Bolton was optioned to Triple-A Tacoma to begin the 2025 season. In two appearances for Tacoma, he struggled to a 9.00 ERA with one strikeout and one save over two innings of work. Bolton was designated for assignment by Seattle on April 5, 2025.

===Cleveland Guardians===
On April 8, 2025, Bolton was traded to the Cleveland Guardians in exchange for cash considerations. He made one appearance for Cleveland, allowing three runs on four hits with one strikeout across two innings pitched. Bolton was designated for assignment by the Guardians on May 31 after sustaining injuries in a car accident involving a semi-truck while en route to Triple-A Columbus. He was released by the Guardians on June 6.

===Houston Astros===
On July 24, 2025, Bolton signed a minor league contract with the Houston Astros. He made five appearances over the remainder of the season, splitting time between the Single-A Fayetteville Woodpeckers and Triple-A Sugar Land Space Cowboys.

Bolton was invited to spring training in 2026, but did not make the team and was assigned to Sugar Land to begin the year. On March 30, 2026, the Astros selected Bolton's contract, adding him to their active roster. He made eight appearances for Houston, tallying an 0-1 record and 5.40 ERA with 22 strikeouts and one save across 20 innings pitched. On May 18, Bolton was designated for assignment by the Astros. He cleared waivers and was sent outright to Sugar Land on May 21.

== Personal life ==
Bolton's father is a Baptist pastor, and his mother has been active in church activities. Bolton has two sisters.

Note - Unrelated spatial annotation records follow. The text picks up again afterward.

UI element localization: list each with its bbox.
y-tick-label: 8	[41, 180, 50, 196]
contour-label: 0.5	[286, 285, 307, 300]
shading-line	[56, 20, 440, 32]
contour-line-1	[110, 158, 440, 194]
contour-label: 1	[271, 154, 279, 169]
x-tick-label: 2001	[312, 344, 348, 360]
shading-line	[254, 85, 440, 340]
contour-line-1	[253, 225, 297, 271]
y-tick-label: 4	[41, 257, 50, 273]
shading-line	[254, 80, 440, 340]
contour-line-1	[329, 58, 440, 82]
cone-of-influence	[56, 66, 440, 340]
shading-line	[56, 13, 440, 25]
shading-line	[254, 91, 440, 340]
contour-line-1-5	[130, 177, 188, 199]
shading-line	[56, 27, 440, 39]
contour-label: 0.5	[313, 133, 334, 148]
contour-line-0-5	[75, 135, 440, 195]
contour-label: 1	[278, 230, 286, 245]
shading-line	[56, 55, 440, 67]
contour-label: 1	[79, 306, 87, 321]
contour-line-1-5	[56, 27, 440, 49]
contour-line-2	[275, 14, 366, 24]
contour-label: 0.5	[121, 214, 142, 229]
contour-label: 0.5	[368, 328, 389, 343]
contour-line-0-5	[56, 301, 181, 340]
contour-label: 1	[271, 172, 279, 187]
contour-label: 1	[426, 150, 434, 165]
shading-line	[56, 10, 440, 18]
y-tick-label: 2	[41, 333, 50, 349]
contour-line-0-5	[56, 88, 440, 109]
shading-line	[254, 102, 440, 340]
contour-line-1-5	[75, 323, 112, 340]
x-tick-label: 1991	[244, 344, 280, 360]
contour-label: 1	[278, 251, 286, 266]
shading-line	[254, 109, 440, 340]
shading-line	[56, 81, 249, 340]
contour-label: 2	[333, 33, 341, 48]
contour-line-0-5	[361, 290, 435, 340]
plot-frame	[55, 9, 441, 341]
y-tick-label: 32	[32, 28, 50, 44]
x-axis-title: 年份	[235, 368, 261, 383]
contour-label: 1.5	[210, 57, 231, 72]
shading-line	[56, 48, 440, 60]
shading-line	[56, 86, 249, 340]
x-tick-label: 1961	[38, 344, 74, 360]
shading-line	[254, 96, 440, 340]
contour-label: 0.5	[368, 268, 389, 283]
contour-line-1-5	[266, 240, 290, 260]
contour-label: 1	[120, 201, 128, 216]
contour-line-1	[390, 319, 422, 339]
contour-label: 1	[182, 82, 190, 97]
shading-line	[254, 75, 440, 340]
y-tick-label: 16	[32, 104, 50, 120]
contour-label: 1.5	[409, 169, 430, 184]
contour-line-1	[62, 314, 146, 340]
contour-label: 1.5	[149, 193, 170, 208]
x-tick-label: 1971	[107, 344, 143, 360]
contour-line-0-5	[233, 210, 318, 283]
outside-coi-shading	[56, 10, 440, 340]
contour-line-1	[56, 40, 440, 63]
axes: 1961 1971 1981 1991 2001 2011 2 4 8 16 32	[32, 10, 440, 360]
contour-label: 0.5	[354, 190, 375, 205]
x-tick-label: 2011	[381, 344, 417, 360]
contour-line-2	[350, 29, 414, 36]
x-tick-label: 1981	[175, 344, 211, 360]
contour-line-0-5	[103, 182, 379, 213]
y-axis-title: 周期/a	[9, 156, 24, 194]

The Bolton family moved from Virginia, where Cody was born, to California in 2007. His family was in attendance at his MLB debut in 2023.

Bolton played quarterback and wide receiver in football as a child before committing to baseball as a 14-year-old.

While in high school, Bolton said his favorite baseball players were Clayton Kershaw and Albert Pujols. One of Bolton's high school coaches brought a toilet to the team's dugout, so that players could "flush" out a poor performance.